Vth Arenberg Conference, 19-20/11/2015

Barriers and Borders in and beyond the Habsburg World: A Transregional Perspective
Faculty of Arts, KU Leuven

(Please register by sending an email to bram.deridder@arts.kuleuven.be)

Synopsis

The geographic span of the Habsburg world makes it an ideal laboratory for transregional history, studying the past along, across and beyond borders and boundaries. Hitherto, the connections between the regions of this dynastic conglomerate have been studied, be it within an institutional or a network-based perspective. As such, historiography managed to cross the boundaries of nation-centred research and to correct the presumed exceptionality of each constituting territory. Transregional history now challenges us to move beyond the national or political borders which have been dominating scholarship since the nineteenth century. The contacts between the regions and peoples of the Habsburg world were shaped by barriers such as distance, language, law and political interest, each often forming a liability to overcome. Similarly, Habsburg aspirations – often pushed by military and economic opportunism – surpassed their particular dominions and manifested themselves across external borders. These separations, both within and beyond the Habsburg world, influenced the possibilities of different actors whenever they interacted, and allowed for code switches according to geographical locations. On the one hand such boundaries might have formed a constraint, but on the other they played a role as gateways through which the empire was strung together. It is therefore the aim of the 2015 workshop ‘Barriers and borders in and beyond the Habsburg world’ to identify the nature of the barriers permeating the Habsburg composite state(s), and deepen our understanding of the conditions in which Early Modern transregional activities took place. By inviting scholars working with the internal and external borders of the Monarquía, we aim to bring a new and comparative view on the enabling and disabling aspects of the barriers crossed by transregional history.

Thursday 19 November: Venue: Justus Lipsiuszaal, Faculty of Arts (Blijde Inkomststraat 21)
13u30 – 14u  Opening H.S.H. Duke d’Arenberg
14u – 16u Session 1: Holy Roman Empire

Luca Scholz (European University Institute): ‘Beyond Borders.

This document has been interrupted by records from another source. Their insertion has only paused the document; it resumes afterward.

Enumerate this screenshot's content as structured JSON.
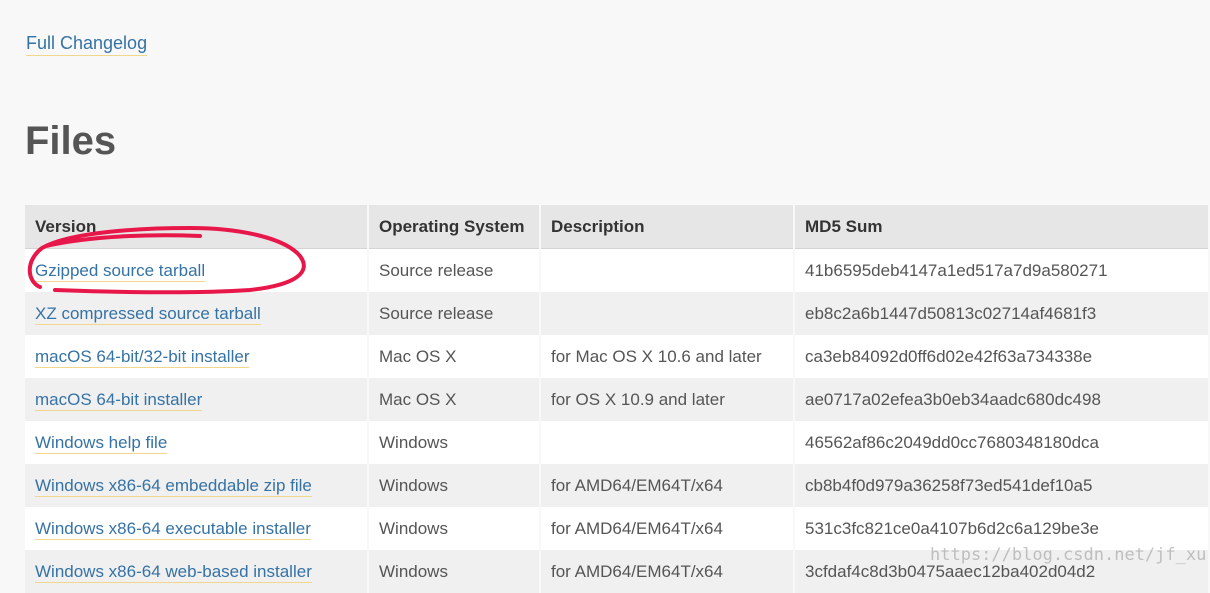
{
  "changelog": {
    "label": "Full Changelog"
  },
  "files": {
    "heading": "Files",
    "columns": {
      "version": "Version",
      "os": "Operating System",
      "description": "Description",
      "md5": "MD5 Sum"
    },
    "rows": [
      {
        "version": "Gzipped source tarball",
        "os": "Source release",
        "description": "",
        "md5": "41b6595deb4147a1ed517a7d9a580271"
      },
      {
        "version": "XZ compressed source tarball",
        "os": "Source release",
        "description": "",
        "md5": "eb8c2a6b1447d50813c02714af4681f3"
      },
      {
        "version": "macOS 64-bit/32-bit installer",
        "os": "Mac OS X",
        "description": "for Mac OS X 10.6 and later",
        "md5": "ca3eb84092d0ff6d02e42f63a734338e"
      },
      {
        "version": "macOS 64-bit installer",
        "os": "Mac OS X",
        "description": "for OS X 10.9 and later",
        "md5": "ae0717a02efea3b0eb34aadc680dc498"
      },
      {
        "version": "Windows help file",
        "os": "Windows",
        "description": "",
        "md5": "46562af86c2049dd0cc7680348180dca"
      },
      {
        "version": "Windows x86-64 embeddable zip file",
        "os": "Windows",
        "description": "for AMD64/EM64T/x64",
        "md5": "cb8b4f0d979a36258f73ed541def10a5"
      },
      {
        "version": "Windows x86-64 executable installer",
        "os": "Windows",
        "description": "for AMD64/EM64T/x64",
        "md5": "531c3fc821ce0a4107b6d2c6a129be3e"
      },
      {
        "version": "Windows x86-64 web-based installer",
        "os": "Windows",
        "description": "for AMD64/EM64T/x64",
        "md5": "3cfdaf4c8d3b0475aaec12ba402d04d2"
      }
    ]
  },
  "annotation": {
    "color": "#e8174a",
    "target": "Gzipped source tarball"
  },
  "watermark": {
    "text": "https://blog.csdn.net/jf_xu"
  },
  "colors": {
    "link": "#3572a5",
    "link_underline": "#f0d78c",
    "header_bg": "#e6e6e6"
  }
}
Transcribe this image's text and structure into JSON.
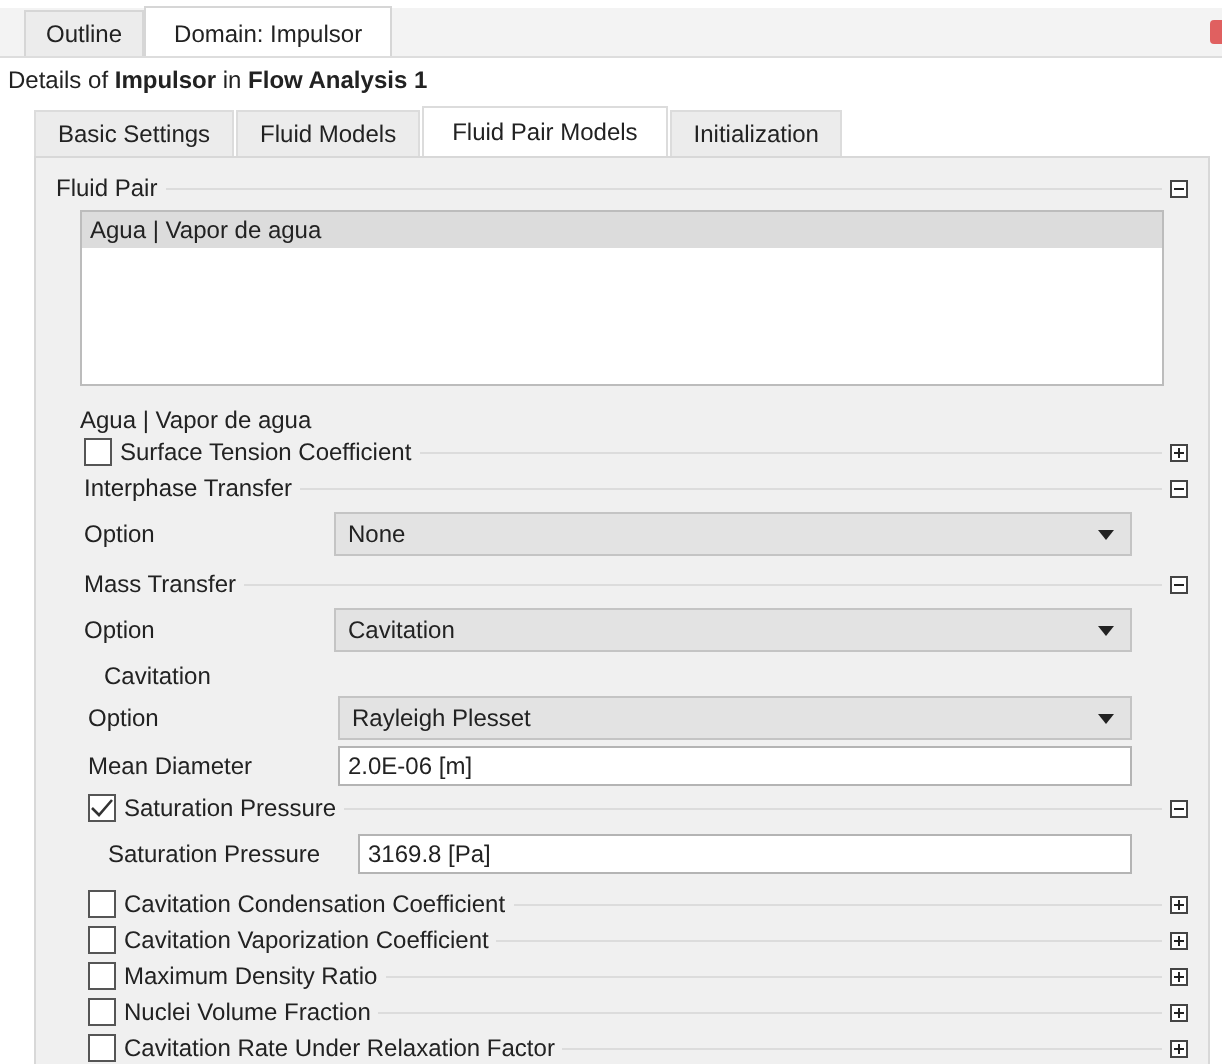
{
  "outer_tabs": [
    {
      "label": "Outline",
      "selected": false
    },
    {
      "label": "Domain: Impulsor",
      "selected": true
    }
  ],
  "details": "Details of **Impulsor** in **Flow Analysis 1**",
  "inner_tabs": [
    {
      "label": "Basic Settings",
      "selected": false
    },
    {
      "label": "Fluid Models",
      "selected": false
    },
    {
      "label": "Fluid Pair Models",
      "selected": true
    },
    {
      "label": "Initialization",
      "selected": false
    }
  ],
  "fluid_pair": {
    "title": "Fluid Pair",
    "expanded": true,
    "list": [
      {
        "label": "Agua | Vapor de agua",
        "selected": true
      }
    ]
  },
  "pair_label": "Agua | Vapor de agua",
  "items": [
    {
      "kind": "check_header",
      "label": "Surface Tension Coefficient",
      "checked": false,
      "expanded": false
    },
    {
      "kind": "header",
      "title": "Interphase Transfer",
      "expanded": true,
      "children": [
        {
          "kind": "dropdown",
          "label": "Option",
          "value": "None"
        }
      ]
    },
    {
      "kind": "header",
      "title": "Mass Transfer",
      "expanded": true,
      "children": [
        {
          "kind": "dropdown",
          "label": "Option",
          "value": "Cavitation"
        },
        {
          "kind": "subgroup",
          "title": "Cavitation",
          "children": [
            {
              "kind": "dropdown",
              "label": "Option",
              "value": "Rayleigh Plesset"
            },
            {
              "kind": "field",
              "label": "Mean Diameter",
              "value": "2.0E-06 [m]"
            },
            {
              "kind": "check_header",
              "label": "Saturation Pressure",
              "checked": true,
              "expanded": true,
              "children": [
                {
                  "kind": "field",
                  "label": "Saturation Pressure",
                  "value": "3169.8 [Pa]"
                }
              ]
            },
            {
              "kind": "check_header",
              "label": "Cavitation Condensation Coefficient",
              "checked": false,
              "expanded": false
            },
            {
              "kind": "check_header",
              "label": "Cavitation Vaporization Coefficient",
              "checked": false,
              "expanded": false
            },
            {
              "kind": "check_header",
              "label": "Maximum Density Ratio",
              "checked": false,
              "expanded": false
            },
            {
              "kind": "check_header",
              "label": "Nuclei Volume Fraction",
              "checked": false,
              "expanded": false
            },
            {
              "kind": "check_header",
              "label": "Cavitation Rate Under Relaxation Factor",
              "checked": false,
              "expanded": false
            }
          ]
        }
      ]
    }
  ]
}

Rethinking the Spaces of Negotiated Mobility in the Old Reich’.

Raingard Esser (University of Groningen): ‘‘…te erhaldinge van alle goede frunttschap en naaburschap’ – Cross-Border solidarity in turbulent times’.

Annemieke Romein (University of Rotterdam): ‘Nobles contesting the legitimacy of policy and rule in Jülich. Dutch Pamphlets and Assemblies in Cologne (1642-1652)’.

16u – 16u30u Break
16u30 -18u30  Session 2: Low Countries

Bram De Ridder (University of Leuven): ‘‘Laissez passer librement et franchement le présent porteur’. Passports and passport policy during the Eighty Years War’.

Hans Cools (University of Leuven, Fryske Akademy): ‘The transition of Frisia during the Dutch Revolt’.

Victor Enthoven (Free University of Amsterdam): ‘The Scheldt as internal and external border during its closure’.

19u: Conference Dinner ‘De Koerier van Navarra’
Friday 20 November: Venue: Justus Lipsiuszaal, Faculty of Arts (Blijde Inkomststraat 21)
9u30 Coffee
10u-12u    Session 3: Low Countries/Burgundy – France

Patricia Subirade (Université Paris 1): ‘La Franche-Comté, une frontière confessionnelle au coeur de la dorsale catholique à l’époque moderne (XVIe-XVIIIe siècles)’.

Yves Junot (University of Valenciennes and Hainaut-Cambrésis) / Marie Kervyn (Free University of Brussels): Making a border: the Hispanic Monarchy, its subjects and its neighbours of the Southern Low Countries (16th-17th century)

Alexander Soetaert (University of Leuven): ‘Printing at the frontier. Reprinting French books in the Francophone provinces of the Habsburg Netherlands (ca. 1590–1640)’.

12u- 13u30 Lunch
13u30-15u    Session 4: Iberia

Sophie Verreyken (University of Leuven): ‘Être l’amy veritable et loyal. Transregional elites and strategies of loyalty in the Spanish Habsburg Netherlands’.

Fernando Chavarría (University of Cambridge): ‘Right by force, and Right of force: The Spanish borders in the Time of the ‘Politique des Réunions’’.